Pulmonary thromboembolism is a well-recognized problem in dogs,2,3 but this case is unusual because it highlights diffuse and fatal thrombosis probably due to extensive main pulmonary artery disease. The only known similar description of this condition was reported by investigators in Sweden4 and included seven cases in Cavalier King Charles spaniels (8 to 9 years old) that died or were euthanized because of chronic valvular disease. One of the dogs had pulmonary thromboembolism, but all of the dogs had wrinkling and irregularity of the main pulmonary artery. The pulmonary valve was normal in all the dogs. The authors speculated that the abnormal main pulmonary artery tissue led to thromboembolism in the one dog and postulated that the disease in the main pulmonary artery of all seven dogs may have been related to thrombocytopenia and macrothrombocytosis.
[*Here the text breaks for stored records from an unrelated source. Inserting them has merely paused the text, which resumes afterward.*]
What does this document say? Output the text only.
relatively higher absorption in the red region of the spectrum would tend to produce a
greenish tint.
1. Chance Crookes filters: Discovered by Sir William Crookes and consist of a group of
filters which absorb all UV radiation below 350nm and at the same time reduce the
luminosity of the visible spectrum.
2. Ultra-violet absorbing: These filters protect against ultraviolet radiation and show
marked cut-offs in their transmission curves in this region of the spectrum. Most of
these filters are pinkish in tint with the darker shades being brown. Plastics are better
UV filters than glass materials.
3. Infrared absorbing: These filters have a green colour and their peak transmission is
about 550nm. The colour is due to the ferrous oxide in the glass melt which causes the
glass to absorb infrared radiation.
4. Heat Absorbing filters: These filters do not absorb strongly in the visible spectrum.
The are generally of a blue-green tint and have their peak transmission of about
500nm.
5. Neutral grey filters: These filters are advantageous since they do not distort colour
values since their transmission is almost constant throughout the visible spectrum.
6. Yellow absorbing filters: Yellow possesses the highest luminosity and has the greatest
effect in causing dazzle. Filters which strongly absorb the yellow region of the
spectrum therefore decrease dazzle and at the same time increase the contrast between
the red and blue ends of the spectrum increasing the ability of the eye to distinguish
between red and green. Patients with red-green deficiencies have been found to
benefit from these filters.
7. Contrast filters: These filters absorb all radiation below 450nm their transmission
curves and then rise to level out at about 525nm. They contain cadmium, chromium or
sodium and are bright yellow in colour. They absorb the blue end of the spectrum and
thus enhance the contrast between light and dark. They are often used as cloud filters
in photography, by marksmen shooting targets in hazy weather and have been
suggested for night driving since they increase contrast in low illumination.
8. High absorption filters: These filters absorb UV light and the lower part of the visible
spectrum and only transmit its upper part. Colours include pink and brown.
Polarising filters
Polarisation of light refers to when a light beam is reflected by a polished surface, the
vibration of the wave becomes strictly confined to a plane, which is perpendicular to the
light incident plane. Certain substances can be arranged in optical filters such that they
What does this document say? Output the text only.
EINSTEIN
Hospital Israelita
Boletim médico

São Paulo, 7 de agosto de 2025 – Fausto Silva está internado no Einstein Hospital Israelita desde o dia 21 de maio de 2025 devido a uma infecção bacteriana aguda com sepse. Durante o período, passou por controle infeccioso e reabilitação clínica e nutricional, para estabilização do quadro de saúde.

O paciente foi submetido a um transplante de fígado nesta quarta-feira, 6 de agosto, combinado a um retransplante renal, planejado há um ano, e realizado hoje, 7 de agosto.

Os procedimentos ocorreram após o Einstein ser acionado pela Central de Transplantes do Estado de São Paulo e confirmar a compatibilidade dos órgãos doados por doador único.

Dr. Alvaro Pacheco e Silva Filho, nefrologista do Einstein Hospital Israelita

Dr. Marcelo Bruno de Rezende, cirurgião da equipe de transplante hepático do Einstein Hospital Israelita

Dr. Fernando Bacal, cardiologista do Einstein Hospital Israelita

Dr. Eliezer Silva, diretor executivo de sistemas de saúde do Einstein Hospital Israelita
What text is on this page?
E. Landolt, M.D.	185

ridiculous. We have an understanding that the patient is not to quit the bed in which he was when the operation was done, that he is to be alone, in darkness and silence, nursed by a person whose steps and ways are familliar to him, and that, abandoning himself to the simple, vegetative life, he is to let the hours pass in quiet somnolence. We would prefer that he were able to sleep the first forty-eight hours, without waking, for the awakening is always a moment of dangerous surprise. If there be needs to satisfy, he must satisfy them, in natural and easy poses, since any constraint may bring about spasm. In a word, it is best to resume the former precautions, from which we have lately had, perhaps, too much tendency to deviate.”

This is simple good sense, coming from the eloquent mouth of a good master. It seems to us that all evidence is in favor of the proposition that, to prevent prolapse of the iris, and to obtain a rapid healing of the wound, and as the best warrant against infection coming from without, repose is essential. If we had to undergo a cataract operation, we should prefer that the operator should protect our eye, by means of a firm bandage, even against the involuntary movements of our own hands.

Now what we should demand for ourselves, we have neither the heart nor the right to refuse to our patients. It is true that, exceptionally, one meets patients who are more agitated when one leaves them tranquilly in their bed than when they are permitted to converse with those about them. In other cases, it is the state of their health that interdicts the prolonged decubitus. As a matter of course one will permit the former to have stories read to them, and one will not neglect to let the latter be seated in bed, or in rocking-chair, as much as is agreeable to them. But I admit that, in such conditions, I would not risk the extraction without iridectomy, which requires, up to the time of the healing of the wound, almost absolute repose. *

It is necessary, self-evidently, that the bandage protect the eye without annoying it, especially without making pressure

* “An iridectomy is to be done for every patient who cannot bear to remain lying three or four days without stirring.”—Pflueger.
These platelet abnormalities are common in this breed.4 Furthermore, the authors pointed out that the histologic changes in the pulmonary artery wall were similar to what is seen in the cardiac valves in chronic valvular disease. They concluded that chronic valvular disease and the pulmonary artery changes might be manifestations of generalized connective tissue disease.


Figure 3B. This photomicrograph shows the histologic features of the abnormal tissue in the main pulmonary artery. Mucin fills the intima (above the internal elastic membrane [IEM]) and media (below the IEM) (alcian blue-periodic acid-Schiff stain; bar = 50 m).
The subject of our report did not have any evidence of primary heart disease, including chronic valvular disease, on the basis of the history and the echocardiographic examination and necropsy findings. The platelets were not evaluated because of the nature of the presentation and the rapid demise of the animal; however, there was no evidence that this dog had clinically relevant platelet pathology.

This dog had pathologic evidence of glomerulonephritis, which can be associated with pulmonary thromboembolism.5 However, the histopathologic findings were mild and no hypoproteinemia was noted, so it is unlikely that glomerular disease played a role in the vascular changes or development of the thrombus in this case.

The enlargement of the right ventricle was most likely due to high right ventricular afterload. There was no evidence that this dog had turbulent blood flow that might explain the lesions in the main pulmonary artery. In addition, there was no echocardiographic or necropsy evidence of heartworms. Indeed, the owner reported that the dog had received a monthly heartworm preventive since 6 months of age. Furthermore, the normal gross appearance of the distal pulmonary arteries supports the view that heartworm disease was not involved in this animal's pulmonary problem.

This case may represent a generally unrecognized but important cause of pulmonary thrombosis in dogs. Based on the gross and histologic features, it is likely that the pulmonary vascular changes would escape clinical and echocardiographic detection until a thrombus develops. However, with improved echocardiographic capabilities, including transesophageal techniques, it may be possible in the future to identify pulmonary vascular lesions before a thrombus develops. If this were to occur, long-term antithrombotic therapy with heparin, warfarin, or aspirin might be indicated and could greatly benefit dogs with pulmonary vascular disease similar to the subject in this report.